Comey, who has attacked Trump in a new book published this week, has already discussed the memos widely in public.

Picture: Gavino Garay/Reuters

Trump responded to their release by claiming that they proved he had done nothing wrong.

"James Comey Memos just out and show clearly that there was NO COLLUSION and NO OBSTRUCTION. Also, he leaked classified information. WOW! Will the Witch Hunt continue?" he tweeted.

The three House Republican committee chairmen who demanded the release of the memos agreed, saying they showed "Comey never wrote that he felt obstructed or threatened."

The documents instead illustrated that "the president made clear he wanted allegations of collusion, coordination, and conspiracy between his campaign and Russia fully investigated," Bob Goodlatte, Trey Gowdy and Devin Nunes wrote in a statement.

Picture: Gavino Garay/Reuters

In another memo, dated January 28, 2017, Trump told Comey he had "serious reservations" about then national security advisor Mike Flynn's judgement.

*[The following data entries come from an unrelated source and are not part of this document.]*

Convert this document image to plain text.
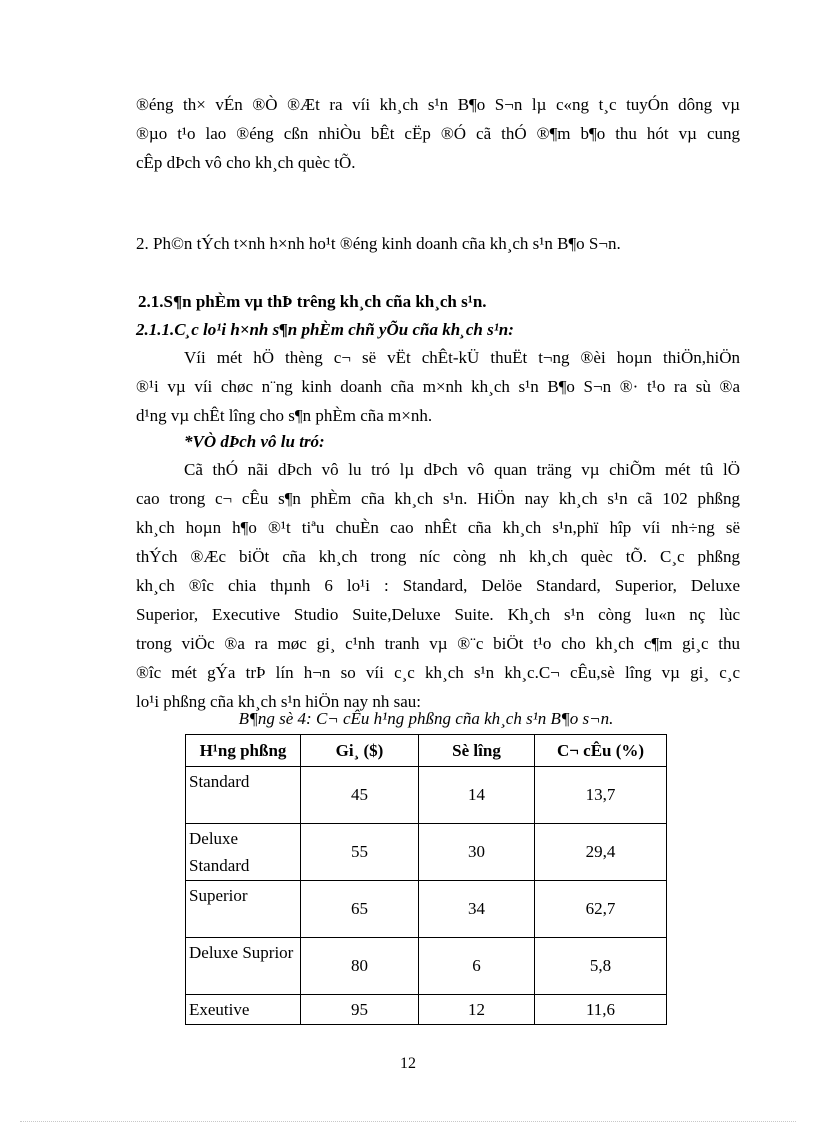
®éng th× vÉn ®Ò ®Æt ra víi kh¸ch s¹n B¶o S¬n lµ c«ng t¸c tuyÓn dông vµ
®µo t¹o lao ®éng cßn nhiÒu bÊt cËp ®Ó cã thÓ ®¶m b¶o thu hót vµ cung
cÊp dÞch vô cho kh¸ch quèc tÕ.

2. Ph©n tÝch t×nh h×nh ho¹t ®éng kinh doanh cña kh¸ch s¹n B¶o S¬n.

2.1.S¶n phÈm vµ thÞ trêng kh¸ch cña kh¸ch s¹n.

2.1.1.C¸c lo¹i h×nh s¶n phÈm chñ yÕu cña kh¸ch s¹n:

Víi mét hÖ thèng c¬ së vËt chÊt-kÜ thuËt t¬ng ®èi hoµn thiÖn,hiÖn
®¹i vµ víi chøc n¨ng kinh doanh cña m×nh kh¸ch s¹n B¶o S¬n ®· t¹o ra sù ®a
d¹ng vµ chÊt lîng cho s¶n phÈm cña m×nh.

*VÒ dÞch vô lu tró:

Cã thÓ nãi dÞch vô lu tró lµ dÞch vô quan träng vµ chiÕm mét tû lÖ
cao trong c¬ cÊu s¶n phÈm cña kh¸ch s¹n. HiÖn nay kh¸ch s¹n cã 102 phßng
kh¸ch hoµn h¶o ®¹t tiªu chuÈn cao nhÊt cña kh¸ch s¹n,phï hîp víi nh÷ng së
thÝch ®Æc biÖt cña kh¸ch trong níc còng nh kh¸ch quèc tÕ. C¸c phßng
kh¸ch ®îc chia thµnh 6 lo¹i : Standard, Delöe Standard, Superior, Deluxe
Superior, Executive Studio Suite,Deluxe Suite. Kh¸ch s¹n còng lu«n nç lùc
trong viÖc ®a ra møc gi¸ c¹nh tranh vµ ®¨c biÖt t¹o cho kh¸ch c¶m gi¸c thu
®îc mét gÝa trÞ lín h¬n so víi c¸c kh¸ch s¹n kh¸c.C¬ cÊu,sè lîng vµ gi¸ c¸c
lo¹i phßng cña kh¸ch s¹n hiÖn nay nh sau:

B¶ng sè 4: C¬ cÊu h¹ng phßng cña kh¸ch s¹n B¶o s¬n.

H¹ng phßng	Gi¸ ($)	Sè lîng	C¬ cÊu (%)
Standard	45	14	13,7
Deluxe Standard	55	30	29,4
Superior	65	34	62,7
Deluxe Suprior	80	6	5,8
Exeutive	95	12	11,6
12
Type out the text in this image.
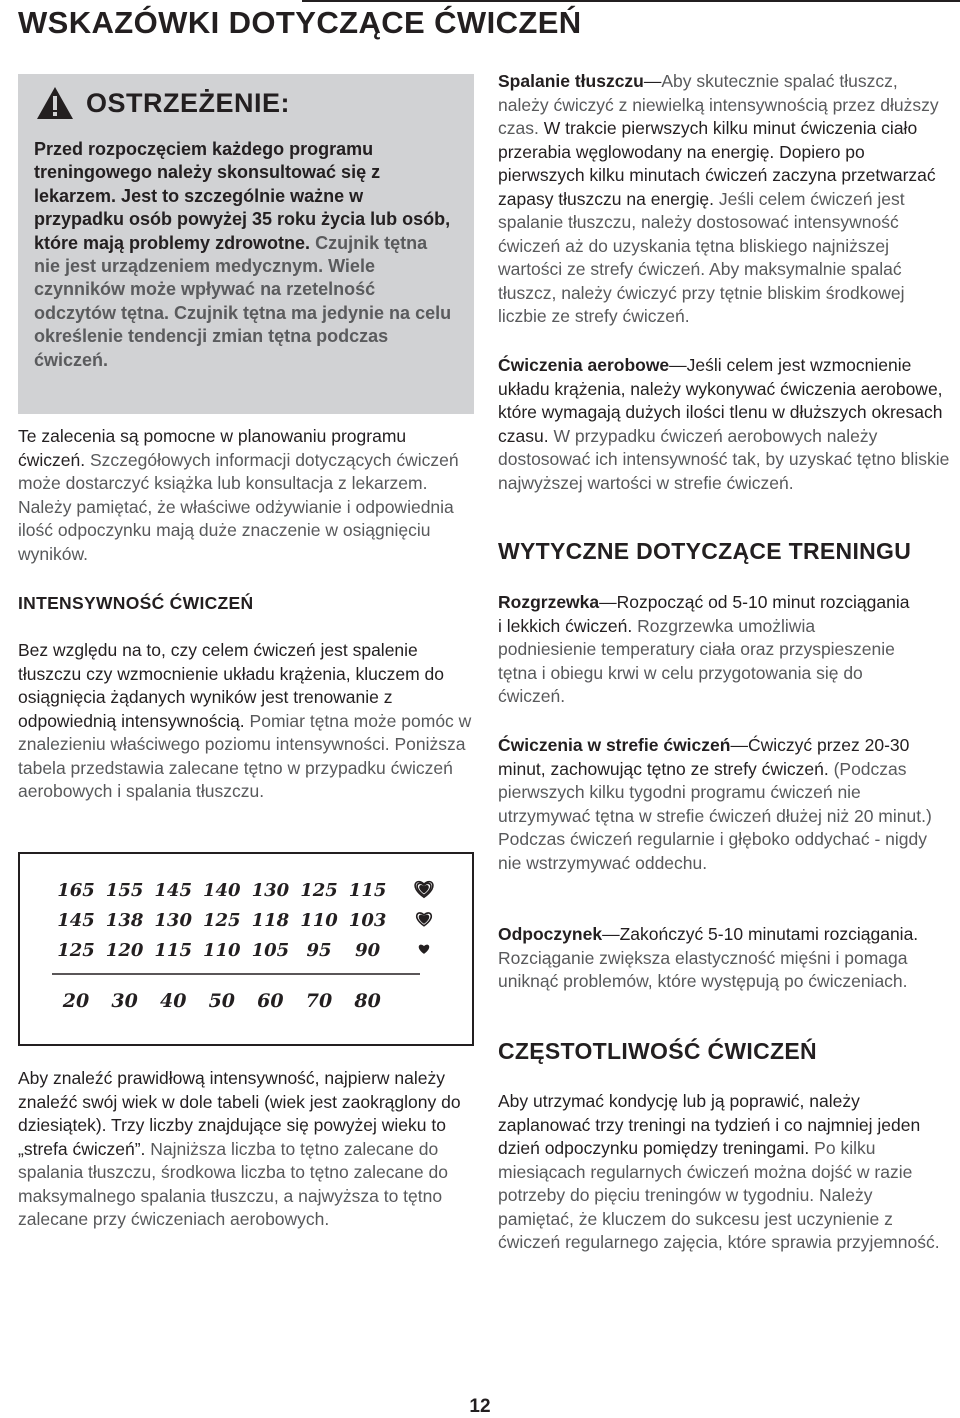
WSKAZÓWKI DOTYCZĄCE ĆWICZEŃ
OSTRZEŻENIE:

Przed rozpoczęciem każdego programu treningowego należy skonsultować się z lekarzem. Jest to szczególnie ważne w przypadku osób powyżej 35 roku życia lub osób, które mają problemy zdrowotne. Czujnik tętna nie jest urządzeniem medycznym. Wiele czynników może wpływać na rzetelność odczytów tętna. Czujnik tętna ma jedynie na celu określenie tendencji zmian tętna podczas ćwiczeń.

Te zalecenia są pomocne w planowaniu programu ćwiczeń. Szczegółowych informacji dotyczących ćwiczeń może dostarczyć książka lub konsultacja z lekarzem. Należy pamiętać, że właściwe odżywianie i odpowiednia ilość odpoczynku mają duże znaczenie w osiągnięciu wyników.
INTENSYWNOŚĆ ĆWICZEŃ
Bez względu na to, czy celem ćwiczeń jest spalenie tłuszczu czy wzmocnienie układu krążenia, kluczem do osiągnięcia żądanych wyników jest trenowanie z odpowiednią intensywnością. Pomiar tętna może pomóc w znalezieniu właściwego poziomu intensywności. Poniższa tabela przedstawia zalecane tętno w przypadku ćwiczeń aerobowych i spalania tłuszczu.
165 155 145 140 130 125 115
145 138 130 125 118 110 103
125 120 115 110 105 95 90
20 30 40 50 60 70 80
Aby znaleźć prawidłową intensywność, najpierw należy znaleźć swój wiek w dole tabeli (wiek jest zaokrąglony do dziesiątek). Trzy liczby znajdujące się powyżej wieku to „strefa ćwiczeń”. Najniższa liczba to tętno zalecane do spalania tłuszczu, środkowa liczba to tętno zalecane do maksymalnego spalania tłuszczu, a najwyższa to tętno zalecane przy ćwiczeniach aerobowych.
Spalanie tłuszczu—Aby skutecznie spalać tłuszcz, należy ćwiczyć z niewielką intensywnością przez dłuższy czas. W trakcie pierwszych kilku minut ćwiczenia ciało przerabia węglowodany na energię. Dopiero po pierwszych kilku minutach ćwiczeń zaczyna przetwarzać zapasy tłuszczu na energię. Jeśli celem ćwiczeń jest spalanie tłuszczu, należy dostosować intensywność ćwiczeń aż do uzyskania tętna bliskiego najniższej wartości ze strefy ćwiczeń. Aby maksymalnie spalać tłuszcz, należy ćwiczyć przy tętnie bliskim środkowej liczbie ze strefy ćwiczeń.
Ćwiczenia aerobowe—Jeśli celem jest wzmocnienie układu krążenia, należy wykonywać ćwiczenia aerobowe, które wymagają dużych ilości tlenu w dłuższych okresach czasu. W przypadku ćwiczeń aerobowych należy dostosować ich intensywność tak, by uzyskać tętno bliskie najwyższej wartości w strefie ćwiczeń.
WYTYCZNE DOTYCZĄCE TRENINGU
Rozgrzewka—Rozpocząć od 5-10 minut rozciągania i lekkich ćwiczeń. Rozgrzewka umożliwia podniesienie temperatury ciała oraz przyspieszenie tętna i obiegu krwi w celu przygotowania się do ćwiczeń.
Ćwiczenia w strefie ćwiczeń—Ćwiczyć przez 20-30 minut, zachowując tętno ze strefy ćwiczeń. (Podczas pierwszych kilku tygodni programu ćwiczeń nie utrzymywać tętna w strefie ćwiczeń dłużej niż 20 minut.) Podczas ćwiczeń regularnie i głęboko oddychać - nigdy nie wstrzymywać oddechu.
Odpoczynek—Zakończyć 5-10 minutami rozciągania. Rozciąganie zwiększa elastyczność mięśni i pomaga uniknąć problemów, które występują po ćwiczeniach.
CZĘSTOTLIWOŚĆ ĆWICZEŃ
Aby utrzymać kondycję lub ją poprawić, należy zaplanować trzy treningi na tydzień i co najmniej jeden dzień odpoczynku pomiędzy treningami. Po kilku miesiącach regularnych ćwiczeń można dojść w razie potrzeby do pięciu treningów w tygodniu. Należy pamiętać, że kluczem do sukcesu jest uczynienie z ćwiczeń regularnego zajęcia, które sprawia przyjemność.
12
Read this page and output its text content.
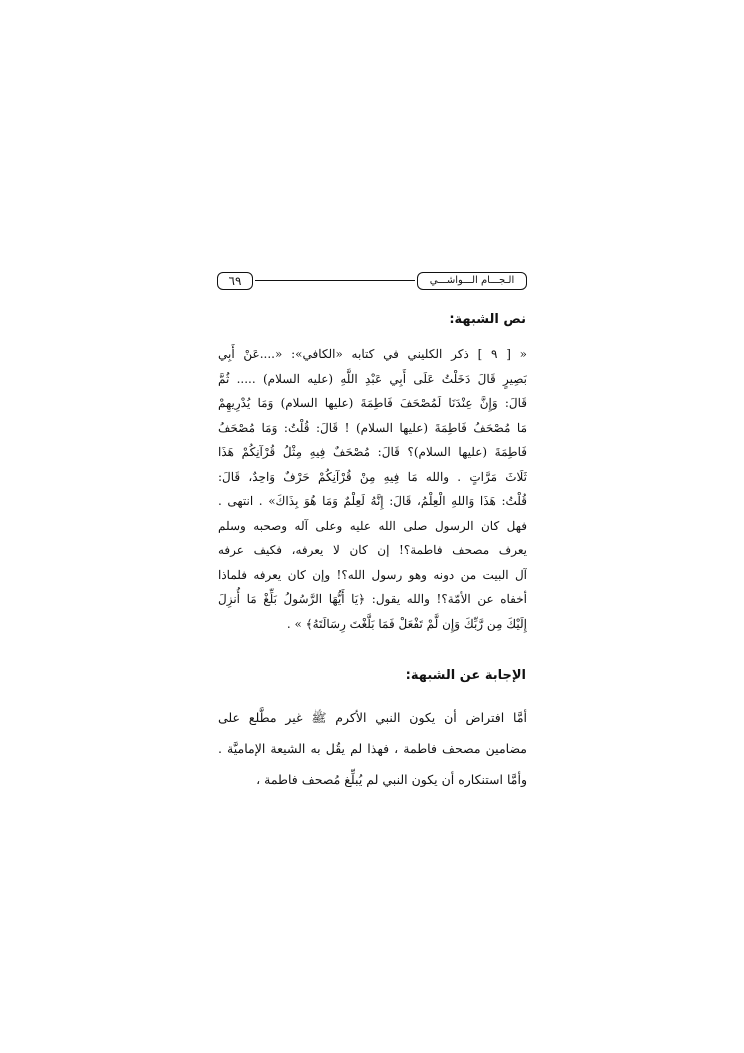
٦٩	الـجـــام الـــواشـــي
نص الشبهة:
« [ ٩ ] ذكر الكليني في كتابه «الكافي»: «....عَنْ أَبِي
بَصِيرٍ قَالَ دَخَلْتُ عَلَى أَبِي عَبْدِ اللَّهِ (عليه السلام) ..... ثُمَّ
قَالَ: وَإِنَّ عِنْدَنَا لَمُصْحَفَ فَاطِمَةَ (عليها السلام) وَمَا يُدْرِيهِمْ
مَا مُصْحَفُ فَاطِمَةَ (عليها السلام) ! قَالَ: قُلْتُ: وَمَا مُصْحَفُ
فَاطِمَةَ (عليها السلام)؟ قَالَ: مُصْحَفٌ فِيهِ مِثْلُ قُرْآنِكُمْ هَذَا
ثَلَاثَ مَرَّاتٍ . والله مَا فِيهِ مِنْ قُرْآنِكُمْ حَرْفٌ وَاحِدٌ، قَالَ:
قُلْتُ: هَذَا وَاللهِ الْعِلْمُ، قَالَ: إِنَّهُ لَعِلْمٌ وَمَا هُوَ بِذَاكَ» . انتهى .
فهل كان الرسول صلى الله عليه وعلى آله وصحبه وسلم
يعرف مصحف فاطمة؟! إن كان لا يعرفه، فكيف عرفه
آل البيت من دونه وهو رسول الله؟! وإن كان يعرفه فلماذا
أخفاه عن الأمّة؟! والله يقول: ﴿يَا أَيُّهَا الرَّسُولُ بَلِّغْ مَا أُنزِلَ
إِلَيْكَ مِن رَّبِّكَ وَإِن لَّمْ تَفْعَلْ فَمَا بَلَّغْتَ رِسَالَتَهُ﴾ » .
الإجابة عن الشبهة:
أمَّا افتراض أن يكون النبي الأكرم ﷺ غير مطَّلع على
مضامين مصحف فاطمة ، فهذا لم يقُل به الشيعة الإماميَّة .
وأمَّا استنكاره أن يكون النبي لم يُبلِّغ مُصحف فاطمة ،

To illustrate his point, Trump told Comey that Flynn had forgotten to tell him about a phone call from an important world leader, according to the memo.

Picture: Gavino Garay/Reuters

Trump fired Flynn days later, supposedly for lying to Vice President Mike Pence about contact he had had with the Russian ambassador during the presidential transition period.

Flynn pleaded guilty to lying to FBI agents in December, after being charged by investigators probing Russian interference in the US presidential election.